Running jobs on Elastic Map Reduce(EMR) with data on S3

1

This article gives step-by-step instructions on a creating job flow on Amazon EMR with data on Amazon S3. I am using the same wordcount.jar file from the previous post and also the same data file.

Upload data and source to S3

Go to your S3 account here and create a Bucket, my bucket name is buckwell and create a folder for data and another folder for jar files called source. Now upload the data file into the folder s3n://buckwell/data/ as shown in the fig 1 below.

Upload haha.txt to data folder

Fig 1: Upload haha.txt to data folder

Also upload code into the folder  s3n://buckwell/source/ as shown in fig 2.

Fig 2 : Upload wordcount.jar into S3n://buckwell/source/

Fig 2 : Upload wordcount.jar into S3n://buckwell/source/

Creating job flow on EMR

Login into your EMR here. Click on the “create a new job flow” button , type in a job flow name, select Hadoop version as Hadoop 0.20.205 (MapR M3 Edition v1.2.8)  then select your own job flow and in the drop down select Custom JAR as shown in fig 3.

Fig 3: EMR job flow

Fig 3: EMR job flow

Click continue and set the input parameters and arguments as in Fig 4

Fig 4: Job Flow arguments and input parameters

Fig 4: Job Flow arguments and input parameters

jar location :

s3n://buckwell/source/wordcount.jar

jar Arguments :

s3n://buckwell/data/haha.txt s3n://buckwell/output

If you have used different folders , change the input parameters accordingly. Also , you don’t need to create the output/ folder in your bucket , it will be automatically created in the course of the job flow, EMR throws an error if the folder already exists. Click continue and in the Advanced options tab set the Log Path to :

s3n://buckwell/logs/

Click continue and finally create your job flow and close.

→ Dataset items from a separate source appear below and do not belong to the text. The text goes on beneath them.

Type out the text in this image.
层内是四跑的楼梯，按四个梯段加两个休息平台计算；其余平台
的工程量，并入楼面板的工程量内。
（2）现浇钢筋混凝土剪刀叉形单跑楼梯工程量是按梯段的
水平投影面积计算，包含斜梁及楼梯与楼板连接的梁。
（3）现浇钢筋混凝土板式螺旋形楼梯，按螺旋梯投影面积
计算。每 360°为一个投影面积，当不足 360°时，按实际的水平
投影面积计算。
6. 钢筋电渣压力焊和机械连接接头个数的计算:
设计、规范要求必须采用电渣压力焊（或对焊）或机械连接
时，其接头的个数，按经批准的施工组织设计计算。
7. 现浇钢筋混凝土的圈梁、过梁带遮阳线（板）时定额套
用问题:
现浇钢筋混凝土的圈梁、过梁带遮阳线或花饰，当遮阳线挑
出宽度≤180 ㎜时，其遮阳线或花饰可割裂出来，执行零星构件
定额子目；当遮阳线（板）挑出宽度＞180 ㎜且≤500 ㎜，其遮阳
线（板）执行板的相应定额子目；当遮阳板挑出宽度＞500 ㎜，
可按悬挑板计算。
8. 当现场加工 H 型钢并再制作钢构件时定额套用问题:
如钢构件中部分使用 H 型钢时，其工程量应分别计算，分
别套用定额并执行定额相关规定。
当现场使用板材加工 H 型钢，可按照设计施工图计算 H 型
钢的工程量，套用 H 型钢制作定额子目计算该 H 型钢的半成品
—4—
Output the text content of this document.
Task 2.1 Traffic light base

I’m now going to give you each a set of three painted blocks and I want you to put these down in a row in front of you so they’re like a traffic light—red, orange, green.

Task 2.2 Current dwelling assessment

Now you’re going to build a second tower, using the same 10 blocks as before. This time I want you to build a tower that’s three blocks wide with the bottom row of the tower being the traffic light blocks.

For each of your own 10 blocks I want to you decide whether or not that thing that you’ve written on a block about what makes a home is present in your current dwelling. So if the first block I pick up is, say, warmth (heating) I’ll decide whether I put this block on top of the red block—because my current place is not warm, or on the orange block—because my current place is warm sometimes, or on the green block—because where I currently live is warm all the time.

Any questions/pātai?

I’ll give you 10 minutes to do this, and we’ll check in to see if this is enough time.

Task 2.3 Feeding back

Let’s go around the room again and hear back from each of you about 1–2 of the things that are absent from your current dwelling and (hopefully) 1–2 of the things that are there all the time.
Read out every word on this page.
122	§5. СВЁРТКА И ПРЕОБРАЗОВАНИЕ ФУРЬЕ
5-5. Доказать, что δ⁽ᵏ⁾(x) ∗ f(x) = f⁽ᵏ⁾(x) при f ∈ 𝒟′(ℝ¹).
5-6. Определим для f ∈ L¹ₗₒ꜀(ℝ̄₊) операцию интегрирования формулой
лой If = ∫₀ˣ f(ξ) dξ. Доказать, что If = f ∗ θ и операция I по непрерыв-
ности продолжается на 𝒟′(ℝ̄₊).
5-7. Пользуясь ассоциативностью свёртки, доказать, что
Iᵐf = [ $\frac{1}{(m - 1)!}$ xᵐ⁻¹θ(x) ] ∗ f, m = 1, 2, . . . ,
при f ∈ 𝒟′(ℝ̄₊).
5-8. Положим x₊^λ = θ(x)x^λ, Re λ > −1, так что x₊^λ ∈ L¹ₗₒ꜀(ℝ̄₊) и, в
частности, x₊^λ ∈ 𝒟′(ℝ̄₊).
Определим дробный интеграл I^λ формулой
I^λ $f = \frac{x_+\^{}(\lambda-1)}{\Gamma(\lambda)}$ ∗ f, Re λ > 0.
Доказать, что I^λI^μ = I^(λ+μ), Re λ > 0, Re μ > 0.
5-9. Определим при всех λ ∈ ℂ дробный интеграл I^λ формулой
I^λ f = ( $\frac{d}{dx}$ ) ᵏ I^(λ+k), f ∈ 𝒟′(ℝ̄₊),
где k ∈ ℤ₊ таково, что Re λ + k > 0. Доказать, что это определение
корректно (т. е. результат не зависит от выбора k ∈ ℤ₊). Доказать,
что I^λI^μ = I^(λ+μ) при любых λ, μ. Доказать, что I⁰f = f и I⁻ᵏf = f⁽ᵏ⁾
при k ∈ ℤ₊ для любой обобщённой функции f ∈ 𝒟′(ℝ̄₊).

You should now be back at the Job Flows window which looks like Fig 5.

Fig 5: Job flow running

Fig 5: Job flow running

Its going to go through its different phases of STARTING, BOOTSTRAPPING , RUNNING and COMPLETED. It should look somewhat like Fig 6:

Fig 6: Completed screen with controller, stderr, stdout, syslog

Fig 6: Completed screen with controller, stderr, stdout, syslog

Click on the controller, stderr, stdout, syslog to look at the logs and error messages. If you get the completed message stderr should be empty else use it debug. To look at the output file go back to your S3 and open/download this file s3n://buckwell/output/part-r-00000 with a notepad.